Additionally, in comparison with the linear regression fashions, it might probably deal with (based mostly on the underlying mannequin that’s used) categorical attributes natively and received’t explode in complexity with attributes with excessive cardinality.

Lastly, the SHAP values are additive so they are often calculated as soon as after which aggregated for various ranges/attributes (by nation, product, and many others.) and totally different filter combos. And the underlying mannequin may be educated on the entire knowledge set (not simply the in contrast durations) so it might probably present each native and world explanations (that’s each drivers in a given interval and long-term pattern drivers) assuming the mannequin has massive sufficient capability to seize these insights.

Then again, approaches based mostly on non-linear fashions and SHAP values are fairly a black-box and tough to interpret, visualize, and clarify. That makes them much less clear and reliable.

There are additionally plenty of knobs that should be fine-tuned on every particular area and knowledge set so it’s tough to make it work mechanically on any area or knowledge set with none prior data. Usually, some guide characteristic engineering and parameter tuning is required, though it may be automated to some extent.

The standard of the outcomes will depend on how nicely the underlying mannequin can match the information, so if all of the knobs are usually not appropriately set it’s going to result in incorrect and deceptive outcomes.

Lastly, this methodology is computationally costly. However then again, it may be simply precomputed and parallelized (not like the linear regression fashions) so it may be sped up with extra assets. Additionally, having one mannequin forever durations and the additive nature of SHAP values makes it straightforward to precompute and cache the mannequin.

Conclusion

We reviewed three paths to Key Driver Evaluation:

  • easy attribute-level aggregation,
  • linear regression,
  • non-linear fashions with SHAP.

For the primary launch, we selected attribute-level aggregation as a result of it aligns with how analysts motive about knowledge, it’s straightforward to clarify, quick to compute, and it really works throughout domains with out fragile mannequin assumptions. When used thoughtfully, it highlights credible candidates for additional investigation as an alternative of pretending to ship excellent attribution.

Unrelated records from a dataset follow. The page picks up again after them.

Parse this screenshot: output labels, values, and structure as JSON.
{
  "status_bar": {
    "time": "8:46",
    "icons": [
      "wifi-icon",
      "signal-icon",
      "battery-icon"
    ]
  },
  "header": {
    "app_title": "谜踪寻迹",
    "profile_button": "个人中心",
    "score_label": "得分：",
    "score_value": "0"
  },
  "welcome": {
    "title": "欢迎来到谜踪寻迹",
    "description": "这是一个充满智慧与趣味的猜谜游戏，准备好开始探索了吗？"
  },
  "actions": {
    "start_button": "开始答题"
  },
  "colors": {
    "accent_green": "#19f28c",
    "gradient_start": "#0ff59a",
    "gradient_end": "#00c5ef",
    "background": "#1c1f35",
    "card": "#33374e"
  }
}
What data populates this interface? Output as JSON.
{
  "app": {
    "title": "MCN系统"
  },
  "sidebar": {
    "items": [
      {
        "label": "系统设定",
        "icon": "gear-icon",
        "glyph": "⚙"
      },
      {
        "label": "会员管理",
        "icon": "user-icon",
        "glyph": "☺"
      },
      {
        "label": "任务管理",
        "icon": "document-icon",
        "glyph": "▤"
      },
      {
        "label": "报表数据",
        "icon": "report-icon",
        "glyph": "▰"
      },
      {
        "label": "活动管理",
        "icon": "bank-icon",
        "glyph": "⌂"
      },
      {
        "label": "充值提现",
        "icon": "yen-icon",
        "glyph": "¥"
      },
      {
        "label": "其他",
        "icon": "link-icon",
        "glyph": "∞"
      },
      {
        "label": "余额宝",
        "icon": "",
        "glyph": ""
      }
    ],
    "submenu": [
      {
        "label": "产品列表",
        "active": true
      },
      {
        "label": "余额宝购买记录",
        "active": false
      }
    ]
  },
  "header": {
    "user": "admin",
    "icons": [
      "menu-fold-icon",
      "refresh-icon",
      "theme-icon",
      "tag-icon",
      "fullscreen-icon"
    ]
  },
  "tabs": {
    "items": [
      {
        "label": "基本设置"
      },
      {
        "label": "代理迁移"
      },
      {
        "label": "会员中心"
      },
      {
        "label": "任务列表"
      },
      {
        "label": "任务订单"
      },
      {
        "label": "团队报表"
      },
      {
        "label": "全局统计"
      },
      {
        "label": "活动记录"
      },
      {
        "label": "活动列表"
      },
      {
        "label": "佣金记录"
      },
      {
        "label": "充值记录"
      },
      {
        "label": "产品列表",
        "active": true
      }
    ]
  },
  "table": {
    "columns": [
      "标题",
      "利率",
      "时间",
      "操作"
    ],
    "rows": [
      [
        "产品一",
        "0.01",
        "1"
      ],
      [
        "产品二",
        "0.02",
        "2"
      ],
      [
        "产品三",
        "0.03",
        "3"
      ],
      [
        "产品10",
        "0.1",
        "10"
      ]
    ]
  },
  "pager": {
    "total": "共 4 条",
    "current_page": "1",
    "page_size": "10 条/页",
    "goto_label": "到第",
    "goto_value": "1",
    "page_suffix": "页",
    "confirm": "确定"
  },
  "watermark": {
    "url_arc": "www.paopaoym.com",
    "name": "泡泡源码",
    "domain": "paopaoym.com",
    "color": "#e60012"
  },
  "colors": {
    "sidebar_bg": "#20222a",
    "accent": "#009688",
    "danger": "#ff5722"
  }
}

To boost the sign and minimize the noise, we added two upgrades. First, we detect solely statistically significant shifts inside every dimension, which limits false positives. Second, we rank and choose probably the most promising enterprise dimensions earlier than we run the evaluation, which retains the outcomes centered even in complicated environments with many potential drivers.

This method units a reliable baseline that groups can belief. Even with many filters and frequent updates. It avoids the danger of assured however deceptive outcomes that may happen when a generic mannequin doesn’t match a selected dataset. And it creates a clear runway for the long run. If a buyer wants deeper precision or desires to shorten the trail from anomaly to perception, our skilled companies can ship a tailor-made ML answer based mostly on linear or boosted fashions with SHAP, calibrated to the shopper’s knowledge and context.

Tl;DR: Begin clearly, construct belief and scale to superior strategies when the worth is confirmed.

Wish to be taught extra?

Keep tuned, if you would like to be taught why we weren’t the one one who selected attribute-level aggregation because the default algorithm for KDA, as a result of we’ll quickly launch a product-first POV on the matter.